Siempre criticamos los copiosos desayunos de los ingleses, destacando la sobriedad española a la hora de levantarse y tomar un café y poco más antes de encarar el día. Pero la semana pasada pude comprobar que a veces se necesita un desayuno de varios platos antes de afrontar una ciudad tan fatigosa y helada. Dicen que es la comida más importante del día: por algo será. Así que, en la mañana previa a nuestro regreso a España, quise desayunar uno de esos platos típicos (la noche anterior no había cenado, con lo cual me sobraba hambre). Estos fueron los ingredientes: judías con tomate, huevos fritos, champiñones, bacon, salchichas, pan de molde y té. El té de Londres es delicioso. El desayuno fue sabrosísimo y me sirvió para coger fuerzas para una jornada de caminatas, acarreo de maletas, metro, tren, aeropuerto, avión y, de nuevo, metro. La leyenda dice que se come mal en Inglaterra. En la ciudad en la que yo estuve no es así porque uno cuenta con infinitas posibilidades gastronómicas: comida china, japonesa, libanesa, cadenas de fast food, hamburgueserías. Por Notting Hill hay varias tiendas donde aprovisionarse de productos españoles de importación. La ciudad siempre huele a comida rápida. Por todas partes abundan los puestos, las cadenas, las furgonetas, que despiden un fuerte olor a cebolla frita y a especias. Una noche cenamos en el Kulu Kulu, un restaurante japonés de Picadilly Circus (en Brewer Street), un sitio barato donde disponen de una barra móvil de la que el comensal va cogiendo los platos que se le antojen: sushi, sopa de miso, algas, arroz, etcétera. Luego el tipo de la caja cuenta los platos y hace la suma. En Camden, fuimos a comer a Haché, que tiene fama de servir las mejores hamburguesas de la ciudad. Es un local pequeño, con suelos de madera y espejos en las paredes, en el que devoré una hamburguesa que incluía queso azul, tomate, rúcula y cebolla roja. Tomen nota: está en Inverness Street.

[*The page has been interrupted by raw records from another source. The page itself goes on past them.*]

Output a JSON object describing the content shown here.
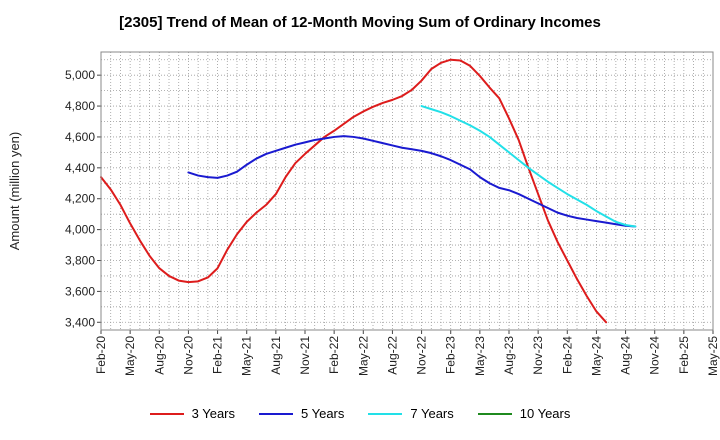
{
  "chart_data": {
    "type": "line",
    "title": "[2305]  Trend of Mean of 12-Month Moving Sum of Ordinary Incomes",
    "xlabel": "",
    "ylabel": "Amount (million yen)",
    "ylim": [
      3350,
      5150
    ],
    "yticks": [
      3400,
      3600,
      3800,
      4000,
      4200,
      4400,
      4600,
      4800,
      5000
    ],
    "ytick_labels": [
      "3,400",
      "3,600",
      "3,800",
      "4,000",
      "4,200",
      "4,400",
      "4,600",
      "4,800",
      "5,000"
    ],
    "x_start": "Feb-20",
    "x_end": "May-25",
    "x_tick_labels": [
      "Feb-20",
      "May-20",
      "Aug-20",
      "Nov-20",
      "Feb-21",
      "May-21",
      "Aug-21",
      "Nov-21",
      "Feb-22",
      "May-22",
      "Aug-22",
      "Nov-22",
      "Feb-23",
      "May-23",
      "Aug-23",
      "Nov-23",
      "Feb-24",
      "May-24",
      "Aug-24",
      "Nov-24",
      "Feb-25",
      "May-25"
    ],
    "grid": true,
    "legend_position": "bottom",
    "series": [
      {
        "name": "3 Years",
        "color": "#dd1c1c",
        "start_index": 0,
        "values": [
          4340,
          4260,
          4160,
          4040,
          3930,
          3830,
          3750,
          3700,
          3670,
          3660,
          3665,
          3690,
          3750,
          3870,
          3970,
          4050,
          4110,
          4160,
          4230,
          4340,
          4430,
          4490,
          4545,
          4600,
          4640,
          4685,
          4730,
          4765,
          4795,
          4820,
          4840,
          4865,
          4905,
          4965,
          5040,
          5080,
          5100,
          5095,
          5060,
          4995,
          4920,
          4850,
          4720,
          4580,
          4400,
          4230,
          4060,
          3920,
          3800,
          3680,
          3570,
          3470,
          3400
        ]
      },
      {
        "name": "5 Years",
        "color": "#1a1ad0",
        "start_index": 9,
        "values": [
          4370,
          4350,
          4340,
          4335,
          4350,
          4375,
          4420,
          4460,
          4490,
          4510,
          4530,
          4550,
          4565,
          4580,
          4590,
          4600,
          4605,
          4600,
          4590,
          4575,
          4560,
          4545,
          4530,
          4520,
          4510,
          4495,
          4475,
          4450,
          4420,
          4390,
          4340,
          4300,
          4270,
          4255,
          4230,
          4200,
          4170,
          4140,
          4110,
          4090,
          4075,
          4065,
          4055,
          4045,
          4035,
          4025,
          4020
        ]
      },
      {
        "name": "7 Years",
        "color": "#22e0e8",
        "start_index": 33,
        "values": [
          4800,
          4780,
          4760,
          4735,
          4705,
          4675,
          4640,
          4600,
          4550,
          4500,
          4450,
          4400,
          4355,
          4310,
          4270,
          4230,
          4195,
          4160,
          4120,
          4085,
          4050,
          4030,
          4020
        ]
      },
      {
        "name": "10 Years",
        "color": "#1f8a1f",
        "start_index": 0,
        "values": []
      }
    ]
  }
}
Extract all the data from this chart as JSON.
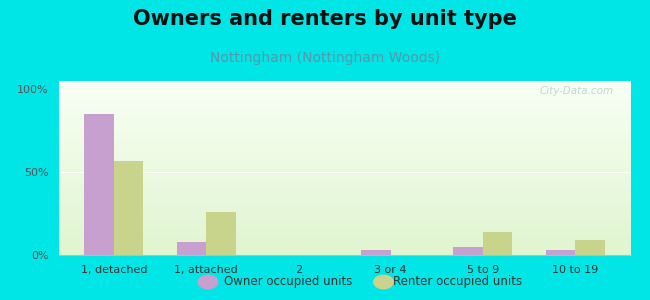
{
  "title": "Owners and renters by unit type",
  "subtitle": "Nottingham (Nottingham Woods)",
  "categories": [
    "1, detached",
    "1, attached",
    "2",
    "3 or 4",
    "5 to 9",
    "10 to 19"
  ],
  "owner_values": [
    85,
    8,
    0,
    3,
    5,
    3
  ],
  "renter_values": [
    57,
    26,
    0,
    0,
    14,
    9
  ],
  "owner_color": "#c8a0d0",
  "renter_color": "#c8d48c",
  "background_color": "#00e5e5",
  "ylim": [
    0,
    105
  ],
  "yticks": [
    0,
    50,
    100
  ],
  "ytick_labels": [
    "0%",
    "50%",
    "100%"
  ],
  "title_fontsize": 15,
  "subtitle_fontsize": 10,
  "legend_label_owner": "Owner occupied units",
  "legend_label_renter": "Renter occupied units",
  "bar_width": 0.32,
  "watermark": "City-Data.com"
}
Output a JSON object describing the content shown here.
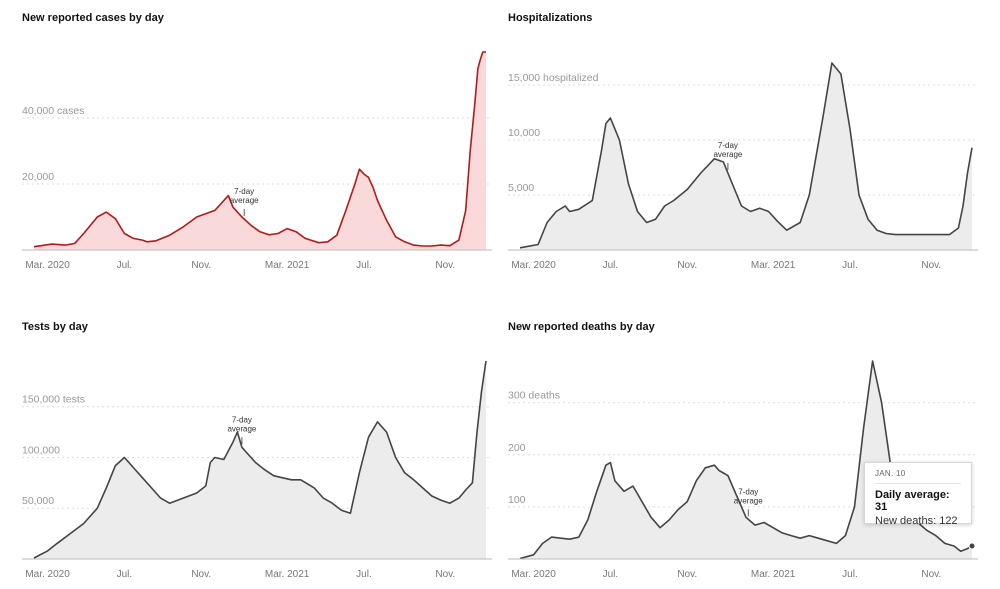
{
  "chart_data": [
    {
      "id": "cases",
      "type": "area",
      "title": "New reported cases by day",
      "unit": "cases",
      "color": "#b31a1a",
      "fill": "#f9d9d9",
      "ylim": [
        0,
        60000
      ],
      "yticks": [
        {
          "value": 20000,
          "label": "20,000"
        },
        {
          "value": 40000,
          "label": "40,000 cases"
        }
      ],
      "xticks": [
        "Mar. 2020",
        "Jul.",
        "Nov.",
        "Mar. 2021",
        "Jul.",
        "Nov."
      ],
      "average_label": [
        "7-day",
        "average"
      ],
      "grid": true,
      "series": {
        "x": [
          0,
          0.04,
          0.07,
          0.09,
          0.11,
          0.14,
          0.16,
          0.18,
          0.2,
          0.22,
          0.24,
          0.25,
          0.27,
          0.3,
          0.33,
          0.36,
          0.4,
          0.43,
          0.44,
          0.46,
          0.48,
          0.5,
          0.52,
          0.54,
          0.56,
          0.58,
          0.6,
          0.63,
          0.65,
          0.67,
          0.69,
          0.71,
          0.72,
          0.73,
          0.74,
          0.75,
          0.76,
          0.78,
          0.8,
          0.82,
          0.84,
          0.86,
          0.88,
          0.9,
          0.92,
          0.94,
          0.955,
          0.965,
          0.975,
          0.982,
          0.988,
          0.993,
          1
        ],
        "y": [
          1000,
          1800,
          1500,
          2000,
          5000,
          10000,
          11500,
          9500,
          5000,
          3500,
          3000,
          2500,
          2800,
          4500,
          7000,
          10000,
          12000,
          16500,
          13000,
          10000,
          7500,
          5500,
          4600,
          5000,
          6500,
          5500,
          3500,
          2200,
          2500,
          4500,
          12000,
          20000,
          24500,
          23000,
          22000,
          19000,
          15000,
          9000,
          4000,
          2500,
          1500,
          1200,
          1200,
          1500,
          1300,
          3000,
          12000,
          30000,
          44000,
          55000,
          58000,
          60000,
          60000
        ]
      }
    },
    {
      "id": "hosp",
      "type": "area",
      "title": "Hospitalizations",
      "unit": "hospitalized",
      "color": "#444444",
      "fill": "#ececec",
      "ylim": [
        0,
        18000
      ],
      "yticks": [
        {
          "value": 5000,
          "label": "5,000"
        },
        {
          "value": 10000,
          "label": "10,000"
        },
        {
          "value": 15000,
          "label": "15,000 hospitalized"
        }
      ],
      "xticks": [
        "Mar. 2020",
        "Jul.",
        "Nov.",
        "Mar. 2021",
        "Jul.",
        "Nov."
      ],
      "average_label": [
        "7-day",
        "average"
      ],
      "grid": true,
      "series": {
        "x": [
          0,
          0.04,
          0.06,
          0.08,
          0.1,
          0.11,
          0.13,
          0.16,
          0.18,
          0.19,
          0.2,
          0.22,
          0.24,
          0.26,
          0.28,
          0.3,
          0.32,
          0.34,
          0.37,
          0.4,
          0.43,
          0.45,
          0.47,
          0.49,
          0.51,
          0.53,
          0.55,
          0.57,
          0.59,
          0.62,
          0.64,
          0.67,
          0.69,
          0.71,
          0.73,
          0.75,
          0.77,
          0.79,
          0.81,
          0.83,
          0.85,
          0.87,
          0.89,
          0.91,
          0.93,
          0.95,
          0.97,
          0.98,
          0.99,
          1
        ],
        "y": [
          200,
          500,
          2500,
          3500,
          4000,
          3500,
          3700,
          4500,
          9000,
          11500,
          12000,
          10000,
          6000,
          3500,
          2500,
          2800,
          4000,
          4500,
          5500,
          7000,
          8300,
          8000,
          6000,
          4000,
          3500,
          3800,
          3500,
          2600,
          1800,
          2500,
          5000,
          12000,
          17000,
          16000,
          11000,
          5000,
          2800,
          1800,
          1500,
          1400,
          1400,
          1400,
          1400,
          1400,
          1400,
          1400,
          2000,
          4000,
          7000,
          9300
        ]
      }
    },
    {
      "id": "tests",
      "type": "area",
      "title": "Tests by day",
      "unit": "tests",
      "color": "#444444",
      "fill": "#ececec",
      "ylim": [
        0,
        195000
      ],
      "yticks": [
        {
          "value": 50000,
          "label": "50,000"
        },
        {
          "value": 100000,
          "label": "100,000"
        },
        {
          "value": 150000,
          "label": "150,000 tests"
        }
      ],
      "xticks": [
        "Mar. 2020",
        "Jul.",
        "Nov.",
        "Mar. 2021",
        "Jul.",
        "Nov."
      ],
      "average_label": [
        "7-day",
        "average"
      ],
      "grid": true,
      "series": {
        "x": [
          0,
          0.03,
          0.05,
          0.08,
          0.11,
          0.14,
          0.16,
          0.18,
          0.2,
          0.21,
          0.22,
          0.24,
          0.26,
          0.28,
          0.3,
          0.33,
          0.36,
          0.38,
          0.39,
          0.4,
          0.42,
          0.44,
          0.45,
          0.46,
          0.47,
          0.49,
          0.51,
          0.53,
          0.55,
          0.57,
          0.59,
          0.62,
          0.64,
          0.66,
          0.68,
          0.7,
          0.72,
          0.74,
          0.76,
          0.78,
          0.8,
          0.82,
          0.84,
          0.86,
          0.88,
          0.9,
          0.92,
          0.94,
          0.955,
          0.97,
          0.98,
          0.99,
          1
        ],
        "y": [
          1000,
          8000,
          15000,
          25000,
          35000,
          50000,
          70000,
          92000,
          100000,
          95000,
          90000,
          80000,
          70000,
          60000,
          55000,
          60000,
          65000,
          72000,
          95000,
          100000,
          98000,
          115000,
          125000,
          110000,
          105000,
          95000,
          88000,
          82000,
          80000,
          78000,
          78000,
          70000,
          60000,
          55000,
          48000,
          45000,
          85000,
          120000,
          135000,
          125000,
          100000,
          85000,
          78000,
          70000,
          62000,
          58000,
          55000,
          60000,
          68000,
          75000,
          125000,
          165000,
          195000
        ]
      }
    },
    {
      "id": "deaths",
      "type": "area",
      "title": "New reported deaths by day",
      "unit": "deaths",
      "color": "#444444",
      "fill": "#ececec",
      "ylim": [
        0,
        380
      ],
      "yticks": [
        {
          "value": 100,
          "label": "100"
        },
        {
          "value": 200,
          "label": "200"
        },
        {
          "value": 300,
          "label": "300 deaths"
        }
      ],
      "xticks": [
        "Mar. 2020",
        "Jul.",
        "Nov.",
        "Mar. 2021",
        "Jul.",
        "Nov."
      ],
      "average_label": [
        "7-day",
        "average"
      ],
      "grid": true,
      "series": {
        "x": [
          0,
          0.03,
          0.05,
          0.07,
          0.09,
          0.11,
          0.13,
          0.15,
          0.17,
          0.19,
          0.2,
          0.21,
          0.23,
          0.25,
          0.27,
          0.29,
          0.31,
          0.33,
          0.35,
          0.37,
          0.39,
          0.41,
          0.43,
          0.44,
          0.45,
          0.46,
          0.48,
          0.5,
          0.52,
          0.54,
          0.56,
          0.58,
          0.6,
          0.62,
          0.64,
          0.66,
          0.68,
          0.7,
          0.72,
          0.74,
          0.76,
          0.78,
          0.8,
          0.82,
          0.84,
          0.86,
          0.88,
          0.9,
          0.92,
          0.94,
          0.96,
          0.975,
          0.99,
          1
        ],
        "y": [
          1,
          8,
          30,
          42,
          40,
          38,
          42,
          75,
          130,
          180,
          185,
          150,
          130,
          140,
          110,
          80,
          60,
          75,
          95,
          110,
          150,
          175,
          180,
          170,
          165,
          160,
          120,
          80,
          65,
          70,
          60,
          50,
          45,
          40,
          45,
          40,
          35,
          30,
          45,
          100,
          250,
          380,
          300,
          180,
          120,
          80,
          70,
          55,
          45,
          30,
          25,
          15,
          20,
          25
        ]
      },
      "tooltip": {
        "date": "JAN. 10",
        "daily_average_label": "Daily average: 31",
        "new_deaths_label": "New deaths: 122"
      }
    }
  ]
}
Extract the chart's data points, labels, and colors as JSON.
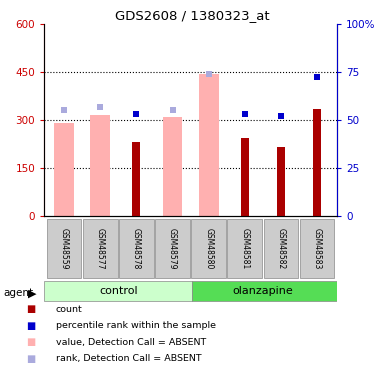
{
  "title": "GDS2608 / 1380323_at",
  "samples": [
    "GSM48559",
    "GSM48577",
    "GSM48578",
    "GSM48579",
    "GSM48580",
    "GSM48581",
    "GSM48582",
    "GSM48583"
  ],
  "count_values": [
    null,
    null,
    230,
    null,
    null,
    245,
    215,
    335
  ],
  "value_absent": [
    290,
    315,
    null,
    310,
    445,
    null,
    null,
    null
  ],
  "percentile_light": [
    330,
    340,
    null,
    330,
    445,
    null,
    null,
    null
  ],
  "percentile_dark": [
    null,
    null,
    320,
    null,
    null,
    320,
    312,
    435
  ],
  "ylim_left": [
    0,
    600
  ],
  "yticks_left": [
    0,
    150,
    300,
    450,
    600
  ],
  "ytick_labels_left": [
    "0",
    "150",
    "300",
    "450",
    "600"
  ],
  "yticks_right": [
    0,
    25,
    50,
    75,
    100
  ],
  "ytick_labels_right": [
    "0",
    "25",
    "50",
    "75",
    "100%"
  ],
  "left_axis_color": "#cc0000",
  "right_axis_color": "#0000cc",
  "bar_dark_red": "#aa0000",
  "bar_light_red": "#ffb0b0",
  "dot_dark_blue": "#0000cc",
  "dot_light_blue": "#aaaadd",
  "control_bg_light": "#ccffcc",
  "control_bg_dark": "#55dd55",
  "sample_bg": "#cccccc",
  "legend_labels": [
    "count",
    "percentile rank within the sample",
    "value, Detection Call = ABSENT",
    "rank, Detection Call = ABSENT"
  ]
}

Pero lo mejor, para mí, fueron los pubs. Uno goza cuando se sienta allí, con una pinta de ale (se sirve menos fría que otras cervezas), con buena música pop de fondo y el rumor de las conversaciones envolviéndolo todo. Me encanta la decoración antigua, el ruido de la madera, el ambiente un poco penumbroso. Una vez comimos en uno de ellos. Se estaba bien, apenas había tres personas allí y pude probar las fish & chips, o sea, el plato tradicional con patatas fritas, pescado rebozado y guarnición de guisantes. En el pub The Two Brewers, en Covent Garden, leí un cartel en el que contaban la historia del local. Lo que me interesó fue que, al parecer, aquella zona algo fantasmal y enigmática había inspirado parte de “Casa desolada”, la novela de Charles Dickens de unas mil páginas. De vuelta a Madrid fui a comprarme un ejemplar, en la edición de Valdemar. Me entusiasman los libros de Dickens, pero éste no lo tenía.
Algo curioso (e inaceptable en España, me temo) de los pubs ingleses es que la gente comparte las mesas con desconocidos. Uno se sienta a una mesa y, por pequeña que sea, no falta quien se acerca, pregunta si puede poner allí su cerveza y se acomoda. Eso logra que se den situaciones extrañas: por ejemplo, dos parejas que nunca antes se han visto las caras se sientan frente a frente o codo con codo. Un tipo, en la misma mesa que nosotros, se puso a hablarnos, a pedir que brindáramos por la Navidad. Se aprovecha hasta el mínimo hueco y es lógico que así sea porque las tabernas se petan ya a las cinco de la tarde. Los pubs constituyen paradas necesarias para el viajero, tras tanto merodeo por los mercadillos, los museos, las librerías y los túneles del metro. Dentro, uno recupera calor y toma fuerzas. Y puede comer allí.